Saturday, January 17, 2015

Solving The Fat Dilemna

I listen to a lot of podcasts, some climbing podcasts (go to The Dirtbag Diaries for an upscale climbing podcast, or The Enormocast - way more fun - for a grassroots climbing podcast), but mostly health and fitness podcasts, and, mostly (if not all) with an ancestral slant. After a while, you do hear the same thing over and over, but, sometimes there are some interesting nuggets. Listening to one such podcast recently I was struck by how humans are almost inevitably drawn to finding technical solutions to every problem that has ever arisen, despite the fact that some problems require non-technical solutions. Take the ever increasing levels of fatness in the Western world (and increasingly the developing world as more and more people take on a Western type diet) the solutions for which always seem to focus on various technologies. 

The first thing I noticed when we stepped off the air-plane in Mascot was how fat the average Australian is. Now I know that in these politically correct times we are not supposed to think of people as fat, overweight, or obese. Instead they are, I guess, "differently bodied", but, the truth is almost 70% or Australians are fat, and 25% of Australian children are fat. This is on par with Americans, frequently thought of as the fattest folk in the world, and only slightly ahead of Canadians (60%). Now you can argue that these overall figures are based on BMI which does not account well for muscularity, but, you've only got to walk down any suburban (or city) street, go to any shopping area, or, in fact, simply put your head out the door of your cave to see that the 66% of Australians who are overweight, are, in fact fat, not jacked. The classic Australian has a big protruding insulin resistant belly and a red face from chronic inflammation. Among women of child-bearing age it is, in fact, difficult to determine which are pregnant and which just insulin resistant ("just" is perhaps poorly applied when talking of insulin resistance). 


Many experts think being fat is a complex issue, not simply the calories in/calories out equation presented by conventional science.
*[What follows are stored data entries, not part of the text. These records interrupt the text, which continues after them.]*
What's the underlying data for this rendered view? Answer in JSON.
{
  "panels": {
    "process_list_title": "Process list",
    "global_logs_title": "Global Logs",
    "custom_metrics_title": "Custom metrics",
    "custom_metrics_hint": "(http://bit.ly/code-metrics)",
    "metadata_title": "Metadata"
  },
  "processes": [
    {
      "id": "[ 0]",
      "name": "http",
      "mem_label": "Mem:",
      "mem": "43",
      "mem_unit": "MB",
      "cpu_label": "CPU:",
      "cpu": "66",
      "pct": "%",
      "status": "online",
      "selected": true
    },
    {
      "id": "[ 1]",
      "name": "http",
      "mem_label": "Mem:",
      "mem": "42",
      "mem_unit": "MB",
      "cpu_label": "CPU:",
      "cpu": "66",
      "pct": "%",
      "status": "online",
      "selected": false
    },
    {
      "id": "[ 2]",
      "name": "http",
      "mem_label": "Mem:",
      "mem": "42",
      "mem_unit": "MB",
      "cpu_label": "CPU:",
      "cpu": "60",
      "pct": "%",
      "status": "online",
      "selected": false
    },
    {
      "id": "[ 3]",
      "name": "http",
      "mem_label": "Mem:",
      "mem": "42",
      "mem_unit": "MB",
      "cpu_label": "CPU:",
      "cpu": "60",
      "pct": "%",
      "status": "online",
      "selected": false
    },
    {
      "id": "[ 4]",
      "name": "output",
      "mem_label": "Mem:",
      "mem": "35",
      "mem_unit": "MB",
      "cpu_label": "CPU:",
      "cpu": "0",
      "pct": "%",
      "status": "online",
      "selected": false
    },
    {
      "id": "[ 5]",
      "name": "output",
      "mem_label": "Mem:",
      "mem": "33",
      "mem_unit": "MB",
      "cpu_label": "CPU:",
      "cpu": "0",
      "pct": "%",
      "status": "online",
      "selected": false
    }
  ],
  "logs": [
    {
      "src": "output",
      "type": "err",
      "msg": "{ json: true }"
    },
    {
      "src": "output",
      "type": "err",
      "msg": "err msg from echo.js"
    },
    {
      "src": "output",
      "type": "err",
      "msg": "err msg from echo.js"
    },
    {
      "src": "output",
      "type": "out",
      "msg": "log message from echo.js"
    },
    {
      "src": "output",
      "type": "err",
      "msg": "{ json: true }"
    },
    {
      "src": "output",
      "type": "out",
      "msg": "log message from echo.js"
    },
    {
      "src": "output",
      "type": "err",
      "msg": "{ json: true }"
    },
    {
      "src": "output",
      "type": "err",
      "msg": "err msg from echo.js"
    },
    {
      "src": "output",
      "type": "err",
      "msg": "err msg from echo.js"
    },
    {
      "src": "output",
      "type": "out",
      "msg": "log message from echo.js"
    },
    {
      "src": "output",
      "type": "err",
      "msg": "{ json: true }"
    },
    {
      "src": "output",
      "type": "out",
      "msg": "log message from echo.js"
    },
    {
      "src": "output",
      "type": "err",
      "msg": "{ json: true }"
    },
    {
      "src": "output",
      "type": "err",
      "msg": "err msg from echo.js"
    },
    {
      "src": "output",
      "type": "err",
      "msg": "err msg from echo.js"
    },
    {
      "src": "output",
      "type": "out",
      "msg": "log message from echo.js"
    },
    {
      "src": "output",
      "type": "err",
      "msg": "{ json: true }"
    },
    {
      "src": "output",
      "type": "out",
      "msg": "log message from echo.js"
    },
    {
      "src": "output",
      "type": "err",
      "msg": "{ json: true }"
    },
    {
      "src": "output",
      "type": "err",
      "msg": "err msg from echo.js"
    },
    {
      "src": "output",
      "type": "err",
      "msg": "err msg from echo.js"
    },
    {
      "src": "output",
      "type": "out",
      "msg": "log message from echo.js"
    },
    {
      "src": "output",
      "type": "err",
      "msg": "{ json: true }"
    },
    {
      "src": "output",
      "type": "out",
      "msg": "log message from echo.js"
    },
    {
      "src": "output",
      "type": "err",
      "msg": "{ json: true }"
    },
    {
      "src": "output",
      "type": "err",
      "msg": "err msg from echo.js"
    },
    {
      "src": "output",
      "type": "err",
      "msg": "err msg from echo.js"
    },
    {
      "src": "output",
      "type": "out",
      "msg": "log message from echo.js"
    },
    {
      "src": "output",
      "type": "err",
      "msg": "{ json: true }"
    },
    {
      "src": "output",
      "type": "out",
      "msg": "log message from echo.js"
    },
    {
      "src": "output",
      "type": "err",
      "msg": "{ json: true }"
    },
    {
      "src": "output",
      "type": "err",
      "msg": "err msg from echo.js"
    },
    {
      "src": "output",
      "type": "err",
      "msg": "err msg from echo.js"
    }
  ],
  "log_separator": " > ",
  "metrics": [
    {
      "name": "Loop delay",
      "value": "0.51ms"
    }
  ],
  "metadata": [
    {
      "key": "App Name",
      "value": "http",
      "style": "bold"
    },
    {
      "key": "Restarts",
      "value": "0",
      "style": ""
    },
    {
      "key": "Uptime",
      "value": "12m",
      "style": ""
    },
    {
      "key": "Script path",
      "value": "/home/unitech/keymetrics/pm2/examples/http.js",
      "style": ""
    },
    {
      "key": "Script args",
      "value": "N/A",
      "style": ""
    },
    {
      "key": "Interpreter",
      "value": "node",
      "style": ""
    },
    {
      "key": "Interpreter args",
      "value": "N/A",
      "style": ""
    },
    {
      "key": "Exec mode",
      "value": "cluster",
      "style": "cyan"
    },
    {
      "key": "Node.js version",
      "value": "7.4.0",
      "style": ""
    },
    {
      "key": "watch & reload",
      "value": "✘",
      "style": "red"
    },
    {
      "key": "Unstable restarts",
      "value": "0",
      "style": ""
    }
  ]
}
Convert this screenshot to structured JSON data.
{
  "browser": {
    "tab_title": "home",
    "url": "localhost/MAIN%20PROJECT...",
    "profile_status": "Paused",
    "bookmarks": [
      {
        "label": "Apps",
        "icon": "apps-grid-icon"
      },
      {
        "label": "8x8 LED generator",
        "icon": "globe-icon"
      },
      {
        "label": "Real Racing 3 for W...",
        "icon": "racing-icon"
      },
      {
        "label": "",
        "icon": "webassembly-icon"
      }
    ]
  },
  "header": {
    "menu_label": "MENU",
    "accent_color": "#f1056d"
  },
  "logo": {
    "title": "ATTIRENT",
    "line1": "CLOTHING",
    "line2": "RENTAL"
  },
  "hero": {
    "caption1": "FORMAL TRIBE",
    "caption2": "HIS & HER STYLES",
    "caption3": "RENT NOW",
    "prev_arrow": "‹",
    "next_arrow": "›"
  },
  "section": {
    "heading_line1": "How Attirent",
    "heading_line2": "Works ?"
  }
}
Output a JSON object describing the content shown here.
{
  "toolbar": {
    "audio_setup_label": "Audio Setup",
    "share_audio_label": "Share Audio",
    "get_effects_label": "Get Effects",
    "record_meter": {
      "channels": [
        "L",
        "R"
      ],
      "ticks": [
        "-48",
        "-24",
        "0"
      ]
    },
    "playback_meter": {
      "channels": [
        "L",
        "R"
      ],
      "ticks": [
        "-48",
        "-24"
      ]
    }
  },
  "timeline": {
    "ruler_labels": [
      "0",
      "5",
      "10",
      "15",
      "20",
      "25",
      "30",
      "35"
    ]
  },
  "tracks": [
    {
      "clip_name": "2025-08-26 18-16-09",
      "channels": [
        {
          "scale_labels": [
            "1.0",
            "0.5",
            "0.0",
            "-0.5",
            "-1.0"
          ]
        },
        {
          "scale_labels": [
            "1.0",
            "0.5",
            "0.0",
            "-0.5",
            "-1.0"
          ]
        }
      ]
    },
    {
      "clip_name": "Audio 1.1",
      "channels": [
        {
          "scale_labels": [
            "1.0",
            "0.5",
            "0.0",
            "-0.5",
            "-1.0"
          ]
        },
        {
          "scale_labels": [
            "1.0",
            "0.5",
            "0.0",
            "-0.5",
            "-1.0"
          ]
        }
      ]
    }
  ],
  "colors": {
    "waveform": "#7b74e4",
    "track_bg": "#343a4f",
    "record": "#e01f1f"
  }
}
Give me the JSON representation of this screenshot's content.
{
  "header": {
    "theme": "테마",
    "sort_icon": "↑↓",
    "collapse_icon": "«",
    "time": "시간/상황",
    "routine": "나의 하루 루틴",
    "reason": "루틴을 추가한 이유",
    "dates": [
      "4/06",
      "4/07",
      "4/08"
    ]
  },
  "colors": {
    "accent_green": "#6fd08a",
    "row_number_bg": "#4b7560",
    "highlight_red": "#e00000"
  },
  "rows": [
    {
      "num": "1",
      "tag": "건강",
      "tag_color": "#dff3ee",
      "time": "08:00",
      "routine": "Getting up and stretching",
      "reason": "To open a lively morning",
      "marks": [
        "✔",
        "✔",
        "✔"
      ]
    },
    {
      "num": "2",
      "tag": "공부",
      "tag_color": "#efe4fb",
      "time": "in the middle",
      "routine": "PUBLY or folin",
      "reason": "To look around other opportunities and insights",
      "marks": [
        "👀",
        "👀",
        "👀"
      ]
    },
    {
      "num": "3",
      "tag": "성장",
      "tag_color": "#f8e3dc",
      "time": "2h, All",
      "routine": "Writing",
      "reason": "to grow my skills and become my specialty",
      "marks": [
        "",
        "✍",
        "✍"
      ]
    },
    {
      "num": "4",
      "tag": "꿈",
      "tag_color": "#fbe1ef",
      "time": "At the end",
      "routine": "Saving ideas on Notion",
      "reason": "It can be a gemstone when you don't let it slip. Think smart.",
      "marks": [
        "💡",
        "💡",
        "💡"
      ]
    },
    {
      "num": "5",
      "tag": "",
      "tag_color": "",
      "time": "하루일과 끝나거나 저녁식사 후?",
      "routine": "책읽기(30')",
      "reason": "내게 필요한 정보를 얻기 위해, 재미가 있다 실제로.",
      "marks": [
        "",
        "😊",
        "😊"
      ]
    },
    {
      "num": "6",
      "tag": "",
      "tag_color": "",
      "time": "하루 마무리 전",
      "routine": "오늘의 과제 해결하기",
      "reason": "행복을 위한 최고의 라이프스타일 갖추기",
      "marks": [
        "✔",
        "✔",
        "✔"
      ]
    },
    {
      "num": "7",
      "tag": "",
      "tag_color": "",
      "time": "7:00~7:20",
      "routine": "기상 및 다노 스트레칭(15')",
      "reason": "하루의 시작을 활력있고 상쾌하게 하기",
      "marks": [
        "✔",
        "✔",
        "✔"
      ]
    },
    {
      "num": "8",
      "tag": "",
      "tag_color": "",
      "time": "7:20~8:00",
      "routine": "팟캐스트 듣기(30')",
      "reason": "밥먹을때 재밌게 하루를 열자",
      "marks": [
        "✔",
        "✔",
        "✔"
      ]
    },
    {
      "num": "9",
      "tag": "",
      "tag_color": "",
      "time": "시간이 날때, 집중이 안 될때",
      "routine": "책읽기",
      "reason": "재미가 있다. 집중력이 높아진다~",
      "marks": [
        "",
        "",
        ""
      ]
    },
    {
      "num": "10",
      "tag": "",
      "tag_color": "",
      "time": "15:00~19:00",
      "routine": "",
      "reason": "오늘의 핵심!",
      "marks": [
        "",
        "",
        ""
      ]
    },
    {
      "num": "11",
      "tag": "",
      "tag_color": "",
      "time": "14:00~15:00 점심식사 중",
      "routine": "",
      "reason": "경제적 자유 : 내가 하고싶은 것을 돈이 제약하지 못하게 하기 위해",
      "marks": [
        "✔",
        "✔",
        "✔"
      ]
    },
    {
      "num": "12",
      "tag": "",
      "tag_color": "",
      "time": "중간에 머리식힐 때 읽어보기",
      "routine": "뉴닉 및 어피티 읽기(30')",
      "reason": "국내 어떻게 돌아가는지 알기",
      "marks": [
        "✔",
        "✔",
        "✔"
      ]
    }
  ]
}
There is likely a complex interplay of hormones (insulin, ghrelin, leptin, cortisone, and others), the gut biome is implicated, reward centres in the brain are involved as are neurotransmitters such as dopamine, there are social pressures and individual psychology. Other experts (see Tim Noakes) think that being fat is relatively simple - eat more carbohydrates than your individual tolerance allows and you get a run-away appetite that leads you to eat too much (carbohydrate generally) and you get fat (note that people on Tim Noakes eating plan "Banting" are easily dropping substantial amounts of body fat). 

Standard nutritional and exercise advice generally makes people fatter rather than leaner, but, in the end, there must be some personal responsibility and there must be some personal impetus to be all that you can and not settle for being fat and ill. Traveling around Australia, I have been shocked by how much poor health Australians will tolerate. The average Australian is in such poor physical condition that simply walking is difficult (or impossible) and their ruby red faces glowing beacons of systemic inflammation could light up an entire city.

As Mulder famously said on the X Files, "the truth is out there!" Information is now readily and freely available on how to get lean and stay lean. Information availability alone, however, has never been a good motivator for behavioural change. Disseminating information is relatively easy, getting people to change their behaviours is notoriously hard. Perhaps that's why humans are always looking for a technological solution, like the "chemical gastric bypass" that is currently under research. 

I don't think any of these technological solutions will offer the answer. Somehow you have to get people to care more about their health, longevity and functional capacity and less about how good something tastes for the few seconds it is in their mouths. Because, from my observations, people don't really give a damn. Entire lives are ruled by instant gratification. In the end, getting and staying lean and healthy is all about delaying immediate short-term pleasure to gain longer term satisfaction. The day modern medicine can develop a pill for that, the fat problem will be solved.